© Paulo Abreu e Lima

quarta-feira, 11 de novembro de 2015

imaginação

Sabe pela fonte mais segura do mundo que necessita de tal cuidado, mas especialmente hoje que pensa nisso, descobre que nunca o teve. Na realidade deveria concluir, e por tal facto, que não sabe ao certo o que quer, não conhece a falta que lhe faz o que nunca teve, ou o porquê do desejo do que jamais experimentou. Nas horas vagas pensou no assunto. Não deveria admiti-lo, mas o certo é que pensou também nas horas ocupadas, aquelas que lhe são pagas, e em que a sua cabeça deveria estar empenhada em descobrir soluções empresariais, campanhas proveitosas, receitas milagrosas, mas a dela não. Dedicou quase todos os minutos do dia a tentar perceber o porquê da falta do que não sabe ao certo ser. Fez a retrospectiva total e parou no casamento. Aquele onde nunca conheceu o sabor que ainda procura, a marca da tradição, o colo que vigora nos livros e na religião, aquele que desdenhamos mas que tanto procuramos, como se tudo quanto se critica nos devesse chegar de forma camuflada, sem ninguém ver, dado que é vergonha uma mulher assumir que necessita que cuidem dela, nos dias do feminismo flagrante. Não se perdeu por ali e foi vida fora. 

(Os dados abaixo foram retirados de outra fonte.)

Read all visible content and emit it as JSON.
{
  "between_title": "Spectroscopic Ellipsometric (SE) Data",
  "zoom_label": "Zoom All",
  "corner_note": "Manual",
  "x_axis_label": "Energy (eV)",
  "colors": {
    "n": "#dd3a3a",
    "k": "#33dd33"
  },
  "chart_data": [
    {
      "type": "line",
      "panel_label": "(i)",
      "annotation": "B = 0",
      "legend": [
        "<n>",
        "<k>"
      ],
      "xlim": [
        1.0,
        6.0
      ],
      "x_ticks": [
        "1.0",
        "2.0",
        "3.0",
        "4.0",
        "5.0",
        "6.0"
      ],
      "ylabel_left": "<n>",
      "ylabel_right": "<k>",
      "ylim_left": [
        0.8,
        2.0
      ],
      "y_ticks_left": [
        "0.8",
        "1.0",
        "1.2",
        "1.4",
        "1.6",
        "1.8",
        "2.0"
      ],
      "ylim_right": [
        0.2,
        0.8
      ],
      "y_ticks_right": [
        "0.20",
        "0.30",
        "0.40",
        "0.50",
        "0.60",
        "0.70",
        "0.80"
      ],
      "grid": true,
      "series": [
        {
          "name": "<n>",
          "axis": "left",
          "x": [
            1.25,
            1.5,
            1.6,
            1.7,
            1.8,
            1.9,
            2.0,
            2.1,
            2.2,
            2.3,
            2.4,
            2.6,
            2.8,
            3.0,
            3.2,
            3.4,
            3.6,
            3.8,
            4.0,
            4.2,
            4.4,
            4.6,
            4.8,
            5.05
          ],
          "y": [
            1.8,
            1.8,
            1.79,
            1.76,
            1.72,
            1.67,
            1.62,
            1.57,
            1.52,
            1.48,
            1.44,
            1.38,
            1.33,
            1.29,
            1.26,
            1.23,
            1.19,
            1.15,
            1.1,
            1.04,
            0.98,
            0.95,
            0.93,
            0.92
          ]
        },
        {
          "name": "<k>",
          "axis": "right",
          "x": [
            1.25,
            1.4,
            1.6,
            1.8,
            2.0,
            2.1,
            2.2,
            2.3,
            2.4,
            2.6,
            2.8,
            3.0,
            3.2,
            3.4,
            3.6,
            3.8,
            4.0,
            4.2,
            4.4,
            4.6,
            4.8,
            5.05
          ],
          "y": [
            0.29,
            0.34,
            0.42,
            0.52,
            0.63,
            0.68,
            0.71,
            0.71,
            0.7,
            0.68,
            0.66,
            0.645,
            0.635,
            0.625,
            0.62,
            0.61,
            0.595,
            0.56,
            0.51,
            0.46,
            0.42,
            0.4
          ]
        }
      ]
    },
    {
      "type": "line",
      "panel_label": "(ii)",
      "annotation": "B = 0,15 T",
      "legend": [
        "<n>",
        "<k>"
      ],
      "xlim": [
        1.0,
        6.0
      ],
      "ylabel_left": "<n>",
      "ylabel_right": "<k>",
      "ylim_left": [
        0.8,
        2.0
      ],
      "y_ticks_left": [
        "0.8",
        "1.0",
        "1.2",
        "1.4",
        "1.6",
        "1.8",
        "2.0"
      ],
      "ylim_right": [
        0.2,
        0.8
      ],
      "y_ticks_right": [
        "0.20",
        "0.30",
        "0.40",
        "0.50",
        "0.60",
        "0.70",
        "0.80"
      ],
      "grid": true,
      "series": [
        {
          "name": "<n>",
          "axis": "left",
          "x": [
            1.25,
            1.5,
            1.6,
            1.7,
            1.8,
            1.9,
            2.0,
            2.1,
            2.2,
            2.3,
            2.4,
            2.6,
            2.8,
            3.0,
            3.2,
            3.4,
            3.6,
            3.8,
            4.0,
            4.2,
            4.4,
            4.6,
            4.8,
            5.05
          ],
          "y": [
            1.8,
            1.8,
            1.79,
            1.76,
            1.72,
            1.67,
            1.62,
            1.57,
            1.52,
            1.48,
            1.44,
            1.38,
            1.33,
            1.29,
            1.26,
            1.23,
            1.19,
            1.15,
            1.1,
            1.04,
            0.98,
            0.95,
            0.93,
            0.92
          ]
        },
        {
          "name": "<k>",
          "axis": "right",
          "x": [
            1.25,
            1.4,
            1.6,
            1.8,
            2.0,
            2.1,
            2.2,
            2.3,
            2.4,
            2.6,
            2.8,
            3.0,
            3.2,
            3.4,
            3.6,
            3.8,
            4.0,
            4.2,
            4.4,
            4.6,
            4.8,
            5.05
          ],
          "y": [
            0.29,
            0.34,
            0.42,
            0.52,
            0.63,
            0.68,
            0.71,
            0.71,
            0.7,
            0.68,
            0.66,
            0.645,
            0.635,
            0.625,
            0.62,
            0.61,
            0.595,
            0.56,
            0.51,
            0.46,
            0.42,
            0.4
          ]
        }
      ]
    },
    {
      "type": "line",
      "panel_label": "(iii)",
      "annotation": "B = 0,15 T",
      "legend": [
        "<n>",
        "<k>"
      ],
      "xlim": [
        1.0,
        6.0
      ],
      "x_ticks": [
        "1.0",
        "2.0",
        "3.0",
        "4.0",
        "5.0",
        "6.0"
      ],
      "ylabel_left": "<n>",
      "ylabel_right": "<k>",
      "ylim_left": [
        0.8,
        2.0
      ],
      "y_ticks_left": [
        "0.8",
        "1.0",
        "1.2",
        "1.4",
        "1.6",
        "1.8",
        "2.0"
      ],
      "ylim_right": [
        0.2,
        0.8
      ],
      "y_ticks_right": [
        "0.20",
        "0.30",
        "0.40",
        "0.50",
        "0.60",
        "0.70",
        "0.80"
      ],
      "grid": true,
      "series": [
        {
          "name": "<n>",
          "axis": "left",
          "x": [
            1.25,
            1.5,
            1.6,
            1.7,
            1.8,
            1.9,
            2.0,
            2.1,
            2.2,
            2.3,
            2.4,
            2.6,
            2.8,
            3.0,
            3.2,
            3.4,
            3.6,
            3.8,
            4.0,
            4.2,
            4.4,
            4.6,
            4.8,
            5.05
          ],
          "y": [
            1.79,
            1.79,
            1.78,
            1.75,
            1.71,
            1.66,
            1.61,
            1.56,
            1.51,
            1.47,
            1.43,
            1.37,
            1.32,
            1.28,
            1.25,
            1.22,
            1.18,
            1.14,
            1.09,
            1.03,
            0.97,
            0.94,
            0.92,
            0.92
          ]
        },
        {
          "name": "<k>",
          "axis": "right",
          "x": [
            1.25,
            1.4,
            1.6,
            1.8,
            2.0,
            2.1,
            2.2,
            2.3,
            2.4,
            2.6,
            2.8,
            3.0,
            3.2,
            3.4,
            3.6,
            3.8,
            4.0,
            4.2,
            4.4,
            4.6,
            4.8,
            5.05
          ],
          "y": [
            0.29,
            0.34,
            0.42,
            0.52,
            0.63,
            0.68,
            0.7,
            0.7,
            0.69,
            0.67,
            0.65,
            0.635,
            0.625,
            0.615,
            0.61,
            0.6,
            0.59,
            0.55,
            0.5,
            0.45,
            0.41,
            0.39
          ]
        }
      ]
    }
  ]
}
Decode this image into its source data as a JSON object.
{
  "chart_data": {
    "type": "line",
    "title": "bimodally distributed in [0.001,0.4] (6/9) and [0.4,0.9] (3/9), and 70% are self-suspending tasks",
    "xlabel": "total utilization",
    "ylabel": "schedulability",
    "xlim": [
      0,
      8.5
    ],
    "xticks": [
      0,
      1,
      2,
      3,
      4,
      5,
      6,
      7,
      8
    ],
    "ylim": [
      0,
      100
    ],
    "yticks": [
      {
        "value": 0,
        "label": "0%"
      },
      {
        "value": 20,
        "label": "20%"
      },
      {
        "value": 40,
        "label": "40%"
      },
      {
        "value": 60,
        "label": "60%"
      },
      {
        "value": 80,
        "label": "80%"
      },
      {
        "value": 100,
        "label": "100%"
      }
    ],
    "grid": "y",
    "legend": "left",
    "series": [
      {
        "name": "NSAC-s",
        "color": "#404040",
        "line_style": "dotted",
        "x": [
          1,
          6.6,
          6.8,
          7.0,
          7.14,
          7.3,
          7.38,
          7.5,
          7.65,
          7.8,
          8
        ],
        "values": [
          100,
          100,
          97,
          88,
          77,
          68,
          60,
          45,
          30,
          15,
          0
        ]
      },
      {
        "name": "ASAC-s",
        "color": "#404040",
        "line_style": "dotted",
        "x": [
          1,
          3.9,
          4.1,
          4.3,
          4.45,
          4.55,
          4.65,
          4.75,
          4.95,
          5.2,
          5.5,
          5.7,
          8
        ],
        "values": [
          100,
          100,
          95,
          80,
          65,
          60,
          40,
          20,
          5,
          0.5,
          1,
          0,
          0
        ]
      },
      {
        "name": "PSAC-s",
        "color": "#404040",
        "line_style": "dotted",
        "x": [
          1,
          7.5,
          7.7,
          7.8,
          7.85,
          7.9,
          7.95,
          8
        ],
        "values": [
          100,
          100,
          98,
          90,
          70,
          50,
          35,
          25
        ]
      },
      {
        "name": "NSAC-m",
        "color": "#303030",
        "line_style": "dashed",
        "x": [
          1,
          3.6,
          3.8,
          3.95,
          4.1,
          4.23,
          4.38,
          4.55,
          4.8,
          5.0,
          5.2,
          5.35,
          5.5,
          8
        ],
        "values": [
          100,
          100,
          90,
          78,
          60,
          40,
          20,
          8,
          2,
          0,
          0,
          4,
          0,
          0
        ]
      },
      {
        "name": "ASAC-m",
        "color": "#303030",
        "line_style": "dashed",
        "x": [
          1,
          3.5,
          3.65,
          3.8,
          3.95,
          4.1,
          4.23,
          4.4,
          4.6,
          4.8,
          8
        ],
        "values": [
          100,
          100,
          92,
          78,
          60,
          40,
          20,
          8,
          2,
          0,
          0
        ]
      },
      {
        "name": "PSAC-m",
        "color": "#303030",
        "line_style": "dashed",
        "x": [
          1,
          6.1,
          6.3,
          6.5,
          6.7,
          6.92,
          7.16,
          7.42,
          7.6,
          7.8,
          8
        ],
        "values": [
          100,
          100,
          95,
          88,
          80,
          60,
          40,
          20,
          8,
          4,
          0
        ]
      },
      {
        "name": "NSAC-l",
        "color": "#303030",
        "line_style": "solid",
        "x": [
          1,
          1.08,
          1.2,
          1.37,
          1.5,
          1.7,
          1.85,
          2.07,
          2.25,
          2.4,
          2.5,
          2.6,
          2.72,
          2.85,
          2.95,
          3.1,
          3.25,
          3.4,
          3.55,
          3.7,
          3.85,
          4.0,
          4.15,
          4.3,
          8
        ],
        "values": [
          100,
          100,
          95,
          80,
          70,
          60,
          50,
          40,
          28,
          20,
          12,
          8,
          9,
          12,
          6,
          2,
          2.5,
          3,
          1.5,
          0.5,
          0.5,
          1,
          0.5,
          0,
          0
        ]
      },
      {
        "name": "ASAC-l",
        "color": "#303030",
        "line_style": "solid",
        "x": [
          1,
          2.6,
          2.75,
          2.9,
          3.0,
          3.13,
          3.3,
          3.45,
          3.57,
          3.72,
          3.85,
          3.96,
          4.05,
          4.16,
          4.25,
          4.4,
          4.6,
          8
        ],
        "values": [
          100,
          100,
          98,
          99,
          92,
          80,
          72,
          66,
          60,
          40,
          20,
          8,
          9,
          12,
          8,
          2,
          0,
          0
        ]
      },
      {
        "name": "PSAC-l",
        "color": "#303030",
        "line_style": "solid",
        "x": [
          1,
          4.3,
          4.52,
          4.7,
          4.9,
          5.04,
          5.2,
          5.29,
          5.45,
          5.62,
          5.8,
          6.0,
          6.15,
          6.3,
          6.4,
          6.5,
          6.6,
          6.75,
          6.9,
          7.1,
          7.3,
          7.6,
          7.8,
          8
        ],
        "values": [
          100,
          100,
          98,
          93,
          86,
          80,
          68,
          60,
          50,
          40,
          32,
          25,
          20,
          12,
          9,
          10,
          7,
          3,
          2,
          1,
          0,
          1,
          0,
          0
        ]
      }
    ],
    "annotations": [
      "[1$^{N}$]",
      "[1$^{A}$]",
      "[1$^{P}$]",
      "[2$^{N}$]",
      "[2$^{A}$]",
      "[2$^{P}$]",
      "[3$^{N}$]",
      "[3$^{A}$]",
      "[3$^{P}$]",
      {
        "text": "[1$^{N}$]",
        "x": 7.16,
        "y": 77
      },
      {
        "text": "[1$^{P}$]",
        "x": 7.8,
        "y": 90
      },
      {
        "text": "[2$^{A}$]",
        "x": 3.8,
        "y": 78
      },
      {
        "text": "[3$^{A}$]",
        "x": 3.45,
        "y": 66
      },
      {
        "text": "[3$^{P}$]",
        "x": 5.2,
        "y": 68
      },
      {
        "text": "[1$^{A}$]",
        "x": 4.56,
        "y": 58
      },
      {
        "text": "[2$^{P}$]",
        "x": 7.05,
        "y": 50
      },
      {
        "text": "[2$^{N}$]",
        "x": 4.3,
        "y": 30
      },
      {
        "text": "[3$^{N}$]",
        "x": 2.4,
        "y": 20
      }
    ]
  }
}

Deambulou por terrenos solitários e partilhados, deu a volta pelo destino, arriscou sem medo e sem receio de parar os momentos criteriosos onde seria suposto encontrar o cheiro do que procura, e sentiu-o algumas vezes, muito poucas, mas conclui ser dali que lhe nasceu a real falta, só pode ser dali. Em redor, o mesmo de sempre. As pessoas para cuidar, os problemas por resolver, a vida para correr, os dias para trabalhar, os momentos fracos para vencer, o colo para dar, os tapetes a escorregarem por baixo dos pés, os joelhos a levantar, o queixume a morrer, o fio da navalha a cortar, a voz a falhar. Não se apercebeu em concreto do que lhe sucedia até me bater à porta. Não catalogou coisa nenhuma até se sentar no banco de uma secretária que conhece de cor o que são mãos trémulas de cansaço, olhares que desviam, gestos que denunciam, expressões que defendem o que não existe: - deve ser culpa minha, devo ser eu. Só isso justifica que funcione sempre tudo igual. Mas sabe, foi ontem e estive mesmo para desistir. A minha colega de trabalho, sabe, um amor de pessoa, disse-me que se entregou ao projecto com unhas, dentes e convicção. Falhou férias, esqueceu noites, ignorou refeições, o que lhe valeu foi a televisão que o marido, em cuidados com ela, lhe comprou, não fosse a pobre mirrar a visão num mísero ecrã de pc vulgar. Olhe, aquilo atingiu-me no peito. Olhei para ela e fiquei na ânsia da escolha de quem assassinar em reacção. Se a ela, alvo de protecção, se ao marido dela, capaz de a cuidar, se a mim mesma, nada merecedora de receber. Durante alguns minutos, tenho de lhe confessar, estive a matá-la por dentro. Primeiro arranquei-lhe as goelas com as minhas mãos. Depois, devagarinho, tirei-lhe as unhas uma a uma, limpei-lhe o sangue com um lenço de assoar e prossegui caminhos, não sem antes lhe perguntar se doía muito. Ela gemeu em aflição, claro, mas não tive pena nenhuma, culpa que me assaltasse ou arrependimento que me parasse. Deixei-a morrer aos poucos na minha imaginação, precisava mesmo que ficasse morta, sem respiração, sem reacção, sem sossego ou protecção. Nunca ninguém se preocupou com a minha visão, sabe o que é isso? - Consigo imaginar ser muito difícil, respondo numa estranha sintonia. Não sabe, sei que não sabe, é claro que não sabe, e por isso nunca na vida lhe apeteceu matar alguém na imaginação. 

Continuei a anuir com a cabeça, indo ao seu encontro. Mostrando com o meu gesto que nunca na vida matei alguém na minha imaginação.